No, sai perchè?...Perchè fino a circa il 1700, da queste parti era IMPOSSIBILE non essere cristiani. Quelli che non si allineavano, andavano incontro a cosa, te lo lascio intuire da solo. Sono stanco di ricordare gli olocausti e le stragi di questo pianeta per stasera.

Non ho parlato ne mai parlerò di ELIMINAZIONE delle religioni. Non mi permetterei mai e poi mai. Sebbene non riesco a rileggere i miei stessi commenti, è praticamente impossibile che io possa aver scritto una cosa simile. Avrò semmai detto che le religione, a ben vedere, andrebbero decisamente superate, proprio in virtù di quei valori che propagandano e propinano, ma NON SEGUONO. Questo potrei anche averlo scritto.

Ripeto, ribadisco e riscrivo, che le relgioni non sono affatto portatrici di valori morali. La quasi totalità dei valori morali di cui ha bisogno un uomo, ce li ha già a prescindere dalla sua credenza o non credenza in questo o altri dèi, ed in questa o quell'altra religione.

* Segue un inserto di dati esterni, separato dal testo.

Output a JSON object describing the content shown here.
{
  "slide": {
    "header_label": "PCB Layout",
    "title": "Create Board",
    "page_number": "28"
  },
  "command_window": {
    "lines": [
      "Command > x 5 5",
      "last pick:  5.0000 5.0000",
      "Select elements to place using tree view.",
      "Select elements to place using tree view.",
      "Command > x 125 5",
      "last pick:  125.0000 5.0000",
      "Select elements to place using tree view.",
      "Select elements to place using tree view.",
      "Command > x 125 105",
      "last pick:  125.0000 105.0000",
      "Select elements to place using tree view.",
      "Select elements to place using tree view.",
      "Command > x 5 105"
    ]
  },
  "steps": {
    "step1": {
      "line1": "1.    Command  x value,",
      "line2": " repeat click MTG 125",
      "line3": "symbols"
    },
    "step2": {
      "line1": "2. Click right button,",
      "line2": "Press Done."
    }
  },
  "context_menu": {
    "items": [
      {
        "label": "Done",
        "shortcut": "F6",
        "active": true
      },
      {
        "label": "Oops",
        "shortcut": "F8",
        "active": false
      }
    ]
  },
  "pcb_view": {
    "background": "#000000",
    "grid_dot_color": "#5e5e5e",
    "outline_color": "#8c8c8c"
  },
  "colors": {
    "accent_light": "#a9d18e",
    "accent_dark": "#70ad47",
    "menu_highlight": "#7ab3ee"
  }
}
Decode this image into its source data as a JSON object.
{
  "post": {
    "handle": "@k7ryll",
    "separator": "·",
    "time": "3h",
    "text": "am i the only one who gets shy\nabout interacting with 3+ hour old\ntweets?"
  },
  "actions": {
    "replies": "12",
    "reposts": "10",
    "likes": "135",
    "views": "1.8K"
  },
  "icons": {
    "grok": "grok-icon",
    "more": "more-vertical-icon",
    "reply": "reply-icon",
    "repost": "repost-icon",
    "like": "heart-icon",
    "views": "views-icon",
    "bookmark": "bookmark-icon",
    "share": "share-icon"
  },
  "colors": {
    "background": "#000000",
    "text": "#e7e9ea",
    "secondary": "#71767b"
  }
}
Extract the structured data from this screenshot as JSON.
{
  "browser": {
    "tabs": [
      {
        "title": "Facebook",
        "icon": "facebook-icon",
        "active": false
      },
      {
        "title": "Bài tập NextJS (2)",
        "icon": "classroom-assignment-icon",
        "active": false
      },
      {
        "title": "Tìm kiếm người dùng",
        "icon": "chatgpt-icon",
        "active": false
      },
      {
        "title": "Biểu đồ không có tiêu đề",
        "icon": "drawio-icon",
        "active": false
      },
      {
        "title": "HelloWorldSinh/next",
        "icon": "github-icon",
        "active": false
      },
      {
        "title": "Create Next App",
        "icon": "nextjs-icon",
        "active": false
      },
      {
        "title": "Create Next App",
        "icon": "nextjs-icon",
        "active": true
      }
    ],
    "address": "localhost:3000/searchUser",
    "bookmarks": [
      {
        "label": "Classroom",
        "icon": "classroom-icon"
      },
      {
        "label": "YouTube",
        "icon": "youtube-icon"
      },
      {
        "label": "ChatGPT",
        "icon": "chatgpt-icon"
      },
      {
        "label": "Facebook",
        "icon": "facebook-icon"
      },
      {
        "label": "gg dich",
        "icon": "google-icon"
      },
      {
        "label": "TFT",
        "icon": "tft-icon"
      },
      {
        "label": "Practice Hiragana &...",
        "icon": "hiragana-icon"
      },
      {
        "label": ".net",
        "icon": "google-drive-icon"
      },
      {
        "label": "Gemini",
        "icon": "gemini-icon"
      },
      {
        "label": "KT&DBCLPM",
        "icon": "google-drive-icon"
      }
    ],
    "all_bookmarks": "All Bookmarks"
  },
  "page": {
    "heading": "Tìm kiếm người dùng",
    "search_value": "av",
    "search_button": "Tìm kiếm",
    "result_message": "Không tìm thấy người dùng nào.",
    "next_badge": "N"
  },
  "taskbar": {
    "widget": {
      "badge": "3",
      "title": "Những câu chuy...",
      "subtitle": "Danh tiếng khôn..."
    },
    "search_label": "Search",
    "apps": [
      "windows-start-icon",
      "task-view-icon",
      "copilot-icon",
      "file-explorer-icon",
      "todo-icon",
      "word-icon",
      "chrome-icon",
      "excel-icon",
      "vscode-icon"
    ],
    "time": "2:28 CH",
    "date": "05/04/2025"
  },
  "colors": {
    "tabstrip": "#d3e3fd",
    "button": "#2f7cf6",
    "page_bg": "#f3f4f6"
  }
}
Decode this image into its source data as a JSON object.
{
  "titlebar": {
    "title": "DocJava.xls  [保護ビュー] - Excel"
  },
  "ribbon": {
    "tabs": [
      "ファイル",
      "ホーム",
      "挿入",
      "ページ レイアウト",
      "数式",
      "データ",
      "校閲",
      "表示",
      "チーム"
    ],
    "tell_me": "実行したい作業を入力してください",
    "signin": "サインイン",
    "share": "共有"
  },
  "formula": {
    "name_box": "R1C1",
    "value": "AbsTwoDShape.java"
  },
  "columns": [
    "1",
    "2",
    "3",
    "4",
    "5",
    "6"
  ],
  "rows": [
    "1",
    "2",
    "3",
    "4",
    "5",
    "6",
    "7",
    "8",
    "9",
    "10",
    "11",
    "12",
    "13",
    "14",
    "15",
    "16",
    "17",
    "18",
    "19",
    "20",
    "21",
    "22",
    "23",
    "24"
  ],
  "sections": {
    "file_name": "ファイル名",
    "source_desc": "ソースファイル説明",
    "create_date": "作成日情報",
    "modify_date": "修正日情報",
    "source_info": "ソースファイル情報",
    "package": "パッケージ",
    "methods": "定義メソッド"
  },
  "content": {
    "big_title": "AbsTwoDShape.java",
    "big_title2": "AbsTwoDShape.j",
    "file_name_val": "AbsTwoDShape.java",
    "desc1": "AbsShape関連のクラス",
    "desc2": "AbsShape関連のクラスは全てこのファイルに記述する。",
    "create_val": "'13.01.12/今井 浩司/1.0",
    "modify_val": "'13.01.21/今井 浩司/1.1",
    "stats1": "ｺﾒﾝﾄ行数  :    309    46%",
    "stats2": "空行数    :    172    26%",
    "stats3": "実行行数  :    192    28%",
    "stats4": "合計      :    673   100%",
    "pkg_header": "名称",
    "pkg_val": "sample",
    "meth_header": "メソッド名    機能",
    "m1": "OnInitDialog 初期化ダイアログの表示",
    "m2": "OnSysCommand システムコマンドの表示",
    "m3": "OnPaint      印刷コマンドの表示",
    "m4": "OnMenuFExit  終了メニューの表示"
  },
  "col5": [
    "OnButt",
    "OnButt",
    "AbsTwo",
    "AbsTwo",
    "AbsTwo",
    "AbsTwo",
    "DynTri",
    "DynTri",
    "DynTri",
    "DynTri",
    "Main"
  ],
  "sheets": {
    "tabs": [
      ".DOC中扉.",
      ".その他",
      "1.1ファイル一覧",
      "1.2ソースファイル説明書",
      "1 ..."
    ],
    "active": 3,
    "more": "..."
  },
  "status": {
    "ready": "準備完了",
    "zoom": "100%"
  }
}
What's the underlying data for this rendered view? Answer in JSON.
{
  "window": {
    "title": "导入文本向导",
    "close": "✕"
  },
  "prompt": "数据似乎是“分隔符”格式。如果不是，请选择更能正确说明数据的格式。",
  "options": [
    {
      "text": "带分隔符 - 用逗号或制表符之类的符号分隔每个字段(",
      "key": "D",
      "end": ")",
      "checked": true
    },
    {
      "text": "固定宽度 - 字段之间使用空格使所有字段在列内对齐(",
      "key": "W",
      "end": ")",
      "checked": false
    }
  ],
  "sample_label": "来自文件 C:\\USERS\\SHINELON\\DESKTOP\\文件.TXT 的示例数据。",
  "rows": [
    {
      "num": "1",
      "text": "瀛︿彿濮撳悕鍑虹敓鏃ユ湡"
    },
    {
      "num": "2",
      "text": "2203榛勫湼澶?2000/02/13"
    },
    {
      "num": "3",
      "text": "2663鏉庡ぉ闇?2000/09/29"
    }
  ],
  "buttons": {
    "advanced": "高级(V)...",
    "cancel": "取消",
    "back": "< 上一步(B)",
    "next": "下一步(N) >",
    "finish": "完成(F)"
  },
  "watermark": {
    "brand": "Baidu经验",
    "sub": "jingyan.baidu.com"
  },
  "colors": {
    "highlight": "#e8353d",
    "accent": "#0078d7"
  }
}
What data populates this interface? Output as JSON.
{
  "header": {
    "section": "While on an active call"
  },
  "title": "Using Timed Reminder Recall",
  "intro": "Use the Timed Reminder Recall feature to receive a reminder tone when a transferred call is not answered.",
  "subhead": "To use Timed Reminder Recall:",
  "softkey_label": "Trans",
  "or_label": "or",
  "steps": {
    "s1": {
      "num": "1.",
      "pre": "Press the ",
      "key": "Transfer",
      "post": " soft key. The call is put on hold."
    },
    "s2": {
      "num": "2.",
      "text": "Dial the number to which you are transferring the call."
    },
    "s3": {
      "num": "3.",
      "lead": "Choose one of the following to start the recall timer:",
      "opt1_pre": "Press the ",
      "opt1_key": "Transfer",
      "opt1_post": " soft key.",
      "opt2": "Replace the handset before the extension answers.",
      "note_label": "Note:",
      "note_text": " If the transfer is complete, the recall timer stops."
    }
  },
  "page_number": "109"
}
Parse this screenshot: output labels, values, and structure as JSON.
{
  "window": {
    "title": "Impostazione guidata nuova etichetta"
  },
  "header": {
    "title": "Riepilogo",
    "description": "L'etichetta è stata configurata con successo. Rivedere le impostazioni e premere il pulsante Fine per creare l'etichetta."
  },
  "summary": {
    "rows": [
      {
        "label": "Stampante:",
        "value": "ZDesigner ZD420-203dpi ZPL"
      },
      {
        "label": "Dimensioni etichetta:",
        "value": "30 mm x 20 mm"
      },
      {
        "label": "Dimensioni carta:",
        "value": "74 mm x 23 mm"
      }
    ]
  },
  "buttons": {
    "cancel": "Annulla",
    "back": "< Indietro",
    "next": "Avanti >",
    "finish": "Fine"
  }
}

Voltaire fa ancora parte di coloro che avevano bisogno di qualcuno che gli suggerisse leggi morali. Molti dopo di lui hanno scoperto che seguire morali dettate da altri, attendere il suggerimento su cosa fare o cosa non fare, limita di molto quella Libertà di cui gli uomini hanno bisogno per ritenersi tali. Ne una religone, ne uno Stato, ne una società potrà mai dire ad un uomo veramente libero, cosa fare della, e nella sua vita. Finchè l'individuo non è un pericolo, o un potenziale pericolo per gli altri individui, ogni uomo conosce infinitamente meglio di qualsiasi altro uomo, cosa sia meglio per lui. Una società come quella di Voltaire, questo ancora non lo aveva minimamente concepito.

@daniele le religioni pretendono di essere portatrici di morale ma DATI STORICI ALLA MANO, sono l'esatto contrario, a meno di voler vedere nel genocidio e nelle stragi delle minoranze qualcosa di morale, ma allora anche il nazismo era morale. Detta questa semplice verità storica che solo qualche vecchio plagiato nel fanatismo religioso può ignorare, si tratta di vedere se la religione oltre a fare il male sociale serve a far del bene al narcisismo individuale (che vuole vivere per sempre) io credo di no perché appagare questi desideri narcisisti è solo un'illusione di felicità e rende le persone solo più egoiste e ciniche (= se questo mondo è solo un passaggio allora vale poco ecc. ecc.) quindi la religione è solo male e diseducativa. Quindi la lotta del XXI secolo è tra atei etici e religiosi antietici.